Discussing the impact of payers on optimal care for patients with cancer, Scott Gottlieb, MD, a physician and resident fellow at American Enterprise Institute, said we need to look separately at the public and private marketplaces. “In the private sector, we are seeing consolidation of practices, hospitals acquiring practices, 340B programs, capitated arrangements, and so on. We are seeing more narrow network types of plans, and this is shifting power to the payers and hospitals for making more granular decisions, which have an impact on treatment choices,” he said. “In the government sector, you are seeing a similar move toward centralization of decision-making, but it is driven by different needs and political realities.”

“For instance, the CMS wants authority to make decisions about what should and should not be covered,” Dr Gottlieb said. Power to follow the “least costly alternative” policy, which would allow CMS to reimburse only for the lowest-cost interchangeable option, “may in the near future be conferred on CMS,” he observed.

Adherence to Guidelines Key to Quality and Value

Guidelines and pathways help providers understand the best use of diagnostic and treatment modalities in an increasingly complex era, said Dr Benson, and they should be part of training programs and tumor boards. Mr Lynch agreed, stating, “The closer we get to conforming to the NCCN guidelines, the more quality we can deliver.”
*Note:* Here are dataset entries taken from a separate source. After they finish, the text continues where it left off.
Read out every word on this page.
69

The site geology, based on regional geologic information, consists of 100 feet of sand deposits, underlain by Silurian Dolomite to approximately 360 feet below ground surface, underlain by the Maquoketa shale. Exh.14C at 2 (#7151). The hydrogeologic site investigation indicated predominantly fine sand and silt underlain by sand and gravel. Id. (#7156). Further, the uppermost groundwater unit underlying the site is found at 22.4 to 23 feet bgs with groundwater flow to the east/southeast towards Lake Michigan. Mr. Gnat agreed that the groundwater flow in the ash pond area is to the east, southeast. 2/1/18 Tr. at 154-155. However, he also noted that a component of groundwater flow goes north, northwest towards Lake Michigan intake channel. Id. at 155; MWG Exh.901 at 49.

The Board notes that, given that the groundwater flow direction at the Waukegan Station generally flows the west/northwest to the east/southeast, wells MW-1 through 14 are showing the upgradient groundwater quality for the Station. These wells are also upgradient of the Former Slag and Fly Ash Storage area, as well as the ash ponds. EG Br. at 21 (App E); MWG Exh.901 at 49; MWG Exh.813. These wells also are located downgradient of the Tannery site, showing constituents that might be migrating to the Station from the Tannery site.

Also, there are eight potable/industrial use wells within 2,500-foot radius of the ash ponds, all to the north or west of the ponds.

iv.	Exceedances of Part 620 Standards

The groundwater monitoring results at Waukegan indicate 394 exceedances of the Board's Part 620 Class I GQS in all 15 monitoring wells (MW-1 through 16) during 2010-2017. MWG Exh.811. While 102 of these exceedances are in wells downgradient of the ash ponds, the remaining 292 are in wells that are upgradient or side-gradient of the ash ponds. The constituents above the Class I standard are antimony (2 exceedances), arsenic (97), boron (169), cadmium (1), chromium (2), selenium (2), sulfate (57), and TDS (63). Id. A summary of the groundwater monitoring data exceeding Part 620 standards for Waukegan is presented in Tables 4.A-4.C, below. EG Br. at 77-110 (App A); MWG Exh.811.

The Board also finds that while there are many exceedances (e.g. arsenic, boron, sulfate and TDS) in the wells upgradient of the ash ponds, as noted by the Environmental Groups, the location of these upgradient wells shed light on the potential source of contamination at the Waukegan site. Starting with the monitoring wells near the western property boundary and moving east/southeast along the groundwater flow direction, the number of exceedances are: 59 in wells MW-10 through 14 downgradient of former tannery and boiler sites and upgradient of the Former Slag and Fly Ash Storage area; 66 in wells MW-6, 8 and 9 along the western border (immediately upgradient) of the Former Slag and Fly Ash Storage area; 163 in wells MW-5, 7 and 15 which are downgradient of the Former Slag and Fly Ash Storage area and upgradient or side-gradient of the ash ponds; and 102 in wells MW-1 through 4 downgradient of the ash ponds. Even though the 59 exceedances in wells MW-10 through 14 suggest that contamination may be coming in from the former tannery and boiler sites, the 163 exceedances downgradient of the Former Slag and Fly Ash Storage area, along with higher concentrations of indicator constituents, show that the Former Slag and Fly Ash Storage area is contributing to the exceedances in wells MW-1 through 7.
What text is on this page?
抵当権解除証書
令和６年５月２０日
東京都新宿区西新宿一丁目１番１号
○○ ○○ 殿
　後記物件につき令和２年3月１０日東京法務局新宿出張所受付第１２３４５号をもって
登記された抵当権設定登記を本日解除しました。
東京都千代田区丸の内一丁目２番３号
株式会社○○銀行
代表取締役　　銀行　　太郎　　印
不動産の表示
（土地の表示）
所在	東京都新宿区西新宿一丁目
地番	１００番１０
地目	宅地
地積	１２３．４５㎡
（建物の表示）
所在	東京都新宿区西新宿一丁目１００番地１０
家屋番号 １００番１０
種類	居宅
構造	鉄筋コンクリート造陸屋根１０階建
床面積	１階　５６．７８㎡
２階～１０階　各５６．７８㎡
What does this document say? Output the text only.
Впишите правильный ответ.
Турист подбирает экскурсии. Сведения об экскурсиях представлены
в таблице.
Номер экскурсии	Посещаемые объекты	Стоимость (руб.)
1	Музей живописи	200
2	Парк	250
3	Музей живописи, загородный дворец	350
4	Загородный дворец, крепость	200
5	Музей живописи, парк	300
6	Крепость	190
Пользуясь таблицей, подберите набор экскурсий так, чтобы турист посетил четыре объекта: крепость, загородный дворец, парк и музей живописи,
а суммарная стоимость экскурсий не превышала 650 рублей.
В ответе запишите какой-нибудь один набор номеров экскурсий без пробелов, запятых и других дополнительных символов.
Dr Newcomer added, “Guidelines are advisory, with lots of value; they are as good for an individual as they are for a population,” and they can eliminate waste. “If we start to pay more attention to standardizing and becoming closer to those guidelines, a lot of the cost discussions will go away,” he predicted. Inconsistent use of guidelines is the current norm. United Healthcare, he said, was surprised to see a guideline adherence rate in the 60% range among 5 conscientious oncology groups. “For other oncologists not thinking about guidelines on a daily basis, the adherence rate is probably far less,” Dr Newcomer speculated.

But Dr Benson added that deviation from guidelines is often warranted, and that guidelines and pathways are intended to assist with decision-making. “A guideline is just that, not a prescription of care,” he stated.

Dr Newcomer acknowledged that physicians in his network can deviate from the guidelines when there is a medical reason, “and it is never a deviation from a pathway to go onto a clinical trial.”